While the formal garden is surrounded by spectacular mountain views, the family also enjoyed the gardens located down the terraced hillside and behind the carriage barn for recreation and relaxation.

Records and historical photos indicate that the Cutting and Kitchen Gardens behind the Lincolns’ carriage barn, now the Welcome Center and The Museum Store, supplied the family with a full range of vegetables, berries and fruit. The Plant A Row vegetable, butterfly, cutting, observation gardens and soft fruit cage are located here, as well as a cold compost bin. For more than a decade garden volunteers have grown hundreds of pounds of vegetables annually for the local food cupboard in the Plant A Row vegetable garden.

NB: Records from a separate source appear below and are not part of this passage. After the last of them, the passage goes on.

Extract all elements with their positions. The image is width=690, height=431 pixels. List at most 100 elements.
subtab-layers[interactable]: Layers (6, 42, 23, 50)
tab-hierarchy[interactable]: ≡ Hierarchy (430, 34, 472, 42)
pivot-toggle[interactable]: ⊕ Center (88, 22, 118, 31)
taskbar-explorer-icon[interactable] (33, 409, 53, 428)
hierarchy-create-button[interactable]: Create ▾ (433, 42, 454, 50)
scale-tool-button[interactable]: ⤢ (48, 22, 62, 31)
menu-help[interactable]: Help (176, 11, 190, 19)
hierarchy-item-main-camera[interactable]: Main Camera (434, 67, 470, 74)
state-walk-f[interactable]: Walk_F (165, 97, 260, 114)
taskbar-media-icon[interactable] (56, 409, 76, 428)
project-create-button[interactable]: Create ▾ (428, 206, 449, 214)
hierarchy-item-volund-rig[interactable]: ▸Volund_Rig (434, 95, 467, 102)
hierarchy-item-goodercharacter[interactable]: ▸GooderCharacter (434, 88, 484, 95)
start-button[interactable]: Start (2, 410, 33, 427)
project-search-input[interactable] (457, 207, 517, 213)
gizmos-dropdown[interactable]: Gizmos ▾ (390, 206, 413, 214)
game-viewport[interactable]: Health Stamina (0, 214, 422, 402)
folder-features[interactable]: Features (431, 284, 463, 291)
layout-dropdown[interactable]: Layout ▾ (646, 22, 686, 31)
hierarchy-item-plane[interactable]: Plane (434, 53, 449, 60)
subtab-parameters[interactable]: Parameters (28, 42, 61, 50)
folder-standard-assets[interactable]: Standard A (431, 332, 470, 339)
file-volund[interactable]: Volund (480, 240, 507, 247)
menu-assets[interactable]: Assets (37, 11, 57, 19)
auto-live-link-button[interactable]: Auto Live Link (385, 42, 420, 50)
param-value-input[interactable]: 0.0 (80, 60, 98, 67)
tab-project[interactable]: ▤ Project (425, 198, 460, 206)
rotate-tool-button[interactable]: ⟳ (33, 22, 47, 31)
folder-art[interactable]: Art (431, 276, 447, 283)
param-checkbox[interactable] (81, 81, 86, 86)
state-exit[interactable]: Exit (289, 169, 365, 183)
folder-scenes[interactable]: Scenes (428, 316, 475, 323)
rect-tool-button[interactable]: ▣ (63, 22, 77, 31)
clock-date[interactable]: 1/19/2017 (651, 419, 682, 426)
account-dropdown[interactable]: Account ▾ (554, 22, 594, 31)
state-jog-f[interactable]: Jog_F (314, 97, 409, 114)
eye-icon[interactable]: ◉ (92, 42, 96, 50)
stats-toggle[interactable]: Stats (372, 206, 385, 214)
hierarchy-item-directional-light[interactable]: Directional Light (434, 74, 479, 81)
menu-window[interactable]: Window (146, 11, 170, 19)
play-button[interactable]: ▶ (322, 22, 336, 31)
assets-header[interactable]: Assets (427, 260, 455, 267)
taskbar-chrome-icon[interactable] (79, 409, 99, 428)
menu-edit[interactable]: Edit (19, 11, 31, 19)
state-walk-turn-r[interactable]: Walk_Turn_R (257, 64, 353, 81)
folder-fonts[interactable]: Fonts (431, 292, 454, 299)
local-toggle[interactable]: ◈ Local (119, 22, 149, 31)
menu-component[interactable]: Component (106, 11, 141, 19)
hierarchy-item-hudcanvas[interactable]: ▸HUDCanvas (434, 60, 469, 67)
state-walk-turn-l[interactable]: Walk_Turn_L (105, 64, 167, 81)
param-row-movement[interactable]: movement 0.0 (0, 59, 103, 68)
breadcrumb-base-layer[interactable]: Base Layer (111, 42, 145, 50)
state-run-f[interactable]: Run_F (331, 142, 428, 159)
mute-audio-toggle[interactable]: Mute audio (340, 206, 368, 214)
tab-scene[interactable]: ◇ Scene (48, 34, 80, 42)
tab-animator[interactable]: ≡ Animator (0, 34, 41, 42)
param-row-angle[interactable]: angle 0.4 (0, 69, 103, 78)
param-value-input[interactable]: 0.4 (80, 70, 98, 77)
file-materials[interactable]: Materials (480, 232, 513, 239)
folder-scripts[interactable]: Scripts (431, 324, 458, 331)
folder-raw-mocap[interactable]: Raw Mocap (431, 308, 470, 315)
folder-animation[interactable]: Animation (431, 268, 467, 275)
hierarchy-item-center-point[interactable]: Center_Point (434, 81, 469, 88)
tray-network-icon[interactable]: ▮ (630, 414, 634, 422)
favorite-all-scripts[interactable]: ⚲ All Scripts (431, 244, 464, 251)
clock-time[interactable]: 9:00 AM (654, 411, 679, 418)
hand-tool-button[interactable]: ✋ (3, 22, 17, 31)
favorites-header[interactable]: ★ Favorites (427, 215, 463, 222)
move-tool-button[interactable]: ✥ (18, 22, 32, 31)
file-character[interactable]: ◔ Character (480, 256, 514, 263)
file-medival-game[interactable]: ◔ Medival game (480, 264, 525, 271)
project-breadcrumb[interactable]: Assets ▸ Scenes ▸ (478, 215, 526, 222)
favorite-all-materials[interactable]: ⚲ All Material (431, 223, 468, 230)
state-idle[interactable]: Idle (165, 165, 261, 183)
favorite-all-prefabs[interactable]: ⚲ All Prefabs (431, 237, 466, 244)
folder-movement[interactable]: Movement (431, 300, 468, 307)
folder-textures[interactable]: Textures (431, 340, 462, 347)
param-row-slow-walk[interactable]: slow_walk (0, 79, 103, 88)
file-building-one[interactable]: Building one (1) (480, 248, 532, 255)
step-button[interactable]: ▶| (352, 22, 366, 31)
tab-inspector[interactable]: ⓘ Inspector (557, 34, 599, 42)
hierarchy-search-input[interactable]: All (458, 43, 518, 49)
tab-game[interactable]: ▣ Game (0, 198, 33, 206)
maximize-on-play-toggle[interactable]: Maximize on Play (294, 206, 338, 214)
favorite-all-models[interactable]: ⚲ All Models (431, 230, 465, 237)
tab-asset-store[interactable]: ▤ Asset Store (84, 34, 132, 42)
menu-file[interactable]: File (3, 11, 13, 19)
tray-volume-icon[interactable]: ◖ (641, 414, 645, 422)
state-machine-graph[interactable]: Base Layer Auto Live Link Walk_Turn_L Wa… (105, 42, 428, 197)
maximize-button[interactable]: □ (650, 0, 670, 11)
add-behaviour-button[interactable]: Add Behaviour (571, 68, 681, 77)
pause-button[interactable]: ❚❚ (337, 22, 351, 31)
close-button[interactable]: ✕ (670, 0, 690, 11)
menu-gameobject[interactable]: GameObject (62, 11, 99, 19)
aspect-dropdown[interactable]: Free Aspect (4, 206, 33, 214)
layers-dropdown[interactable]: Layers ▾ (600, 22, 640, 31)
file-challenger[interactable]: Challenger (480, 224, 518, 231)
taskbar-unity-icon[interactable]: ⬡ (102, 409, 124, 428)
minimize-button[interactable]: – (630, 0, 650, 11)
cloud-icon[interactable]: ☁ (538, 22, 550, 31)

The cold compost bin located just behind the garden is used for vegetables and other easily broken down food scraps and garden debris.

Also located in this area is the Cutting Garden, a source for a supply of fresh flowers for use by the renowned “Hildene Flower Ladies.” These volunteers use fresh flowers from the garden, as well as their own, to create arrangements weekly that are placed throughout the Lincoln home and Welcome Center, bringing the outside gardens’ beauty inside.

 

A Butterfly Garden at Hildene

Located in the Kitchen and Cutting Garden behind the Welcome Center the Butterfly Garden is designed to attract different species of butterflies and thus contains a variety of nectar plants, food for adult butterflies, and host plants, food for caterpillars. Most caterpillars depend on specific plants. This garden has milkweed for Monarchs, dill for Eastern Black Swallowtails, and mallow for Painted Ladies. By having both nectar and host plants there is the opportunity to observe the complete life cycle of butterflies. A variety of nectar plants, blooming at different times, is planted in order to have continuous blooms throughout the season. There are also sunning spots for basking, puddling areas, and shrubs and bushy flowering plants for shade and shelter. Most of the plants have the added benefit of being attractive to a wide variety of bees as well.

Hildene Horticulturist, Andrea Luchini refers to the garden as a “purposeful mess” noting that, “Pollinators and other beneficial insects need leaf debris for shelter and for the little rain puddles.

This garden is also a key element of one of our popular fall school programs, Mighty Monarchs. Children in grades K-3 participate in this program which explores the habitat, life cycle and migration of Monarch butterflies. The garden is also an educational resource for our summer camp programs, especially during Bug Bonanza camp.

The Soft Fruit Cage is a prime spot for pollinator enhancement. To encourage them to be there all season long, flowers that bloom in different times all during the season must be planted and others often seen as undesirable, for example the dandelions in the side bed, need to stay. Hildene guests can now find currants, blueberries, gooseberries, raspberries, and strawberries for tasting in addition to a cherry tree and grape trellis in the cage.

Across the property we have also created pollinator meadows and pathways and dandelion lawns to provide more habitat for all of our native pollinators.